One of the first conversations coaches have with people is about their goals. To best do our jobs, we need to know what it is they out of their training program.
Are they after six-pack abs? Chasing a 300-pound snatch? Looking for the ability to run faster and jump higher?
Most often, we’re met with the typical, “all of the above.”
As a coach for SOFLETE, it’s become obvious that tactical or hybrid athletes want to be good at everything. They’re the ones often in search of “all of the above,” which makes perfect sense when you think about it on a surface level.
Due to the uncertainty of your profession, you try and train for all the things all the time. Therefore, as I coach of tactical athletes, I am no longer surprised when they come to me hurt, stressed out and unable to achieve balance.

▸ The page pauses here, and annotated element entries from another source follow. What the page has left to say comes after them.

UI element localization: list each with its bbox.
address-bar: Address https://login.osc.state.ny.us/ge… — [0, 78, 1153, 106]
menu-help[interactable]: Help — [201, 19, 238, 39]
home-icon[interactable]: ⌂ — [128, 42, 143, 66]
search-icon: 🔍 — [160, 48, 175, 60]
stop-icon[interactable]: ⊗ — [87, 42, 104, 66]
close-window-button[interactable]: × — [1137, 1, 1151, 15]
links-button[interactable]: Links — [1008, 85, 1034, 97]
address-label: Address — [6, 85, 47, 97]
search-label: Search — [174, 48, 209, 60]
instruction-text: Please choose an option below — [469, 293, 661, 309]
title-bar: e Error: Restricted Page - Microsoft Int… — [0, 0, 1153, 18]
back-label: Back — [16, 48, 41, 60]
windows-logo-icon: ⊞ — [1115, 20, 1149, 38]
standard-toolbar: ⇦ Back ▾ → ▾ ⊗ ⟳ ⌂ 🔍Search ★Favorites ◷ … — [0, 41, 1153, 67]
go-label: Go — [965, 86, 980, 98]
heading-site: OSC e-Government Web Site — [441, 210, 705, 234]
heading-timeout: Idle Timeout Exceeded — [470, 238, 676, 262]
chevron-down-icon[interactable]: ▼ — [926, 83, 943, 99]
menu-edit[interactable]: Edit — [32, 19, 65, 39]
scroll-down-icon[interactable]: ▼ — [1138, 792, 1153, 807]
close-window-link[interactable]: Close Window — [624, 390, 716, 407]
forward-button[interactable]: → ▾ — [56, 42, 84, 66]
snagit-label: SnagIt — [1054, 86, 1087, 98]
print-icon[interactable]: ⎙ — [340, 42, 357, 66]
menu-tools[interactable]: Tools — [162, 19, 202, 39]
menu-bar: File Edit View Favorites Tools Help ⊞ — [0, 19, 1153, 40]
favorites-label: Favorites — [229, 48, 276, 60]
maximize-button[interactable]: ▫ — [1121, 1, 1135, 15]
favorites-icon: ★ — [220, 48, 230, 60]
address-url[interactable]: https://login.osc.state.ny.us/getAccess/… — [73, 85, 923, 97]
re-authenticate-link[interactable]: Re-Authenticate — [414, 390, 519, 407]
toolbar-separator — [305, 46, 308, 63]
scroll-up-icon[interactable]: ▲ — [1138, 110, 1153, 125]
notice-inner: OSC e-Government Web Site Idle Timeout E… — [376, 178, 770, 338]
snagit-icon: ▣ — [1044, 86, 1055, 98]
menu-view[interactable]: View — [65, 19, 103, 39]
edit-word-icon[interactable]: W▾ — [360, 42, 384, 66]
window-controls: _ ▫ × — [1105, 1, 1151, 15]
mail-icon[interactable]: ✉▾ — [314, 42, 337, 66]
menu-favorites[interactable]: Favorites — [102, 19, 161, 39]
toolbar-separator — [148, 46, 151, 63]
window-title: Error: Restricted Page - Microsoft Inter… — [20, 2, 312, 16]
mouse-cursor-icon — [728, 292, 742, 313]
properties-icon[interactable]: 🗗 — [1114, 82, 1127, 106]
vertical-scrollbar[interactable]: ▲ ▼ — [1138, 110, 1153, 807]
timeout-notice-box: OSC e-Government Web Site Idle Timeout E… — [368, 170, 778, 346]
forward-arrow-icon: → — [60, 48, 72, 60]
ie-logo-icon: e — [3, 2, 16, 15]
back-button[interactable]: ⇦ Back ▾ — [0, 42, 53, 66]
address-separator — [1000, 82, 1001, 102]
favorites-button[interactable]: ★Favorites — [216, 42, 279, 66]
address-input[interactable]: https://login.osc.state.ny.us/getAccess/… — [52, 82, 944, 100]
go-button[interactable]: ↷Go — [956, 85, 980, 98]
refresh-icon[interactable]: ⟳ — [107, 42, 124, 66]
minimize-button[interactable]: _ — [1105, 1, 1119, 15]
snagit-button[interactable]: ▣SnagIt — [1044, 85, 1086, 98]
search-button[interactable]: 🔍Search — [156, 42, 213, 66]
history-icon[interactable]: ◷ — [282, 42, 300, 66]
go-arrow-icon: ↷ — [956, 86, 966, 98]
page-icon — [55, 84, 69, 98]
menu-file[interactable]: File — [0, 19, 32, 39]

The question remains if you consider yourself a member of the "tactical" community, how best should you train?
Tactical Athletes Need to Be the Best Movers on the Planet
Fitness is not the job of a tactical athlete.
This slogan should be a mantra posted up in every military gym and police HQ fitness facility. Your job is your job, which has specific fitness requirements. Your six pack and biceps don't stop bullets. Your body armor does.
Tactical athletes have to be the best movers. As a baseline, if you want to prepare yourself for the genuine uncertainty of the battlefield, focus on a solid foundation of movement. If your training is geared at loading your frame with hundreds of pounds of excess muscle, not only are you restricting movement, but when your ass gets shot, it will take your whole team to move you. This makes you a liability, rather than an asset, despite your 500lb bench press.
What this means for your training is that you need to focus on a base of mobility and postural strength, not size. You need to be able to change directions, run, jump, sprint and most of all, not get hurt all the damn time. If you find yourself incapacitated for three weeks because you rolled your ankle walking through a furnished house with NVGs on, you're wrong.
As a tactical athlete, your joints take a beating. Between ruck marches, body armor and the effects of a solid PLF, your joints bear the brunt of your work. By increasing your range of motion combined with the proper stress of an external load to recondition the body, you can increase the longevity of your lethality.
After all, outlasting your enemy is the goal, right?
Tactical Athletes Need a Level of Unprecedented Balance of Mind and Body
It’s relatively simple to structure training plans based on energy system requirements. If you are a cop chasing a suspect through crowded city streets, I know that you are going to require a robust aerobic system that can facilitate the creation of ATP (Adenosine Tri-Phosphate) so you can ultimately outlast the perp on foot.
But when that suspect draws a weapon, forcing you to draw yours and ultimately end his or her life, it induces a stress that sticks with you. And that stress takes a physiological toll that impacts your training. You are a fool to believe otherwise.
Situations like the one mentioned above are where we begin to see the benefits of mindset training. Put just, your brain can be trained just like your body, and as a tactical athlete, you need a firm grasp on your "why.”
Where mindset training differs from physical training though is in approach. Mindset isn't achieved through sets and reps like a back squat. This is done in those quiet moments that you have with yourself when you first wake up or before you go to bed, when you recite your personal mantra that keeps your head in the game when it matters most.
Your mindset is what brings you into the gym in the first place and gives you the drive you need to continue going. At SOFLETE, we don't preach the hippie shit because we care about the lives of trees. We teach it because it works. Each former member of the SOF employee base at SOFLETE, has personal experience with those dark moments that come from making the hardest decisions in the execution of their duties.
Soon, those stressful moments begin to manifest themselves in the form of actions and those actions have consequences that impact your ability to train. It’s why alcohol isn’t "on the meal plan." Tactical athletes need to understand that all physical training is is "controlled, acute physical stress designed to create a stress adaptation." Those stress adaptations can be positive or negative.
Tactical Athletes Have the Highest Stakes of All Athletes
Tactical athletes play for the highest of stakes. The consequences of failure make the need to train of the utmost importance to all those who partake in this sport. Like athletes in other sports, tactical athletes play team sports. If you train like a specialist, you're doing it wrong. This isn't to say that you can't have hobbies and things that you do on the outside to "supplement" your job performance, but when the "supplement" becomes the main focus, you've entered into the realm of specialty.
Type A people don't do well wrestling the concept of "not being the best" in anything they do. Which is all the more reason to understand what exactly it is you are trying to be the best at. As a tactical athlete, you are trying to be the best at your job. Rich Froning or Matt Fraser might be the fittest men on the planet, but they weren't Green Berets and therefore they are not in my arena.
As leaders in the tactical realm, this is a valuable lesson to let solidify in your brain. Just because someone can run a four-minute mile on the PT test doesn't make them the best soldier. Focused training to suit their needs and the needs of their team on the battlefield does. Tactical athletes are those who those who can run pretty well, lift pretty well and live pretty well, too.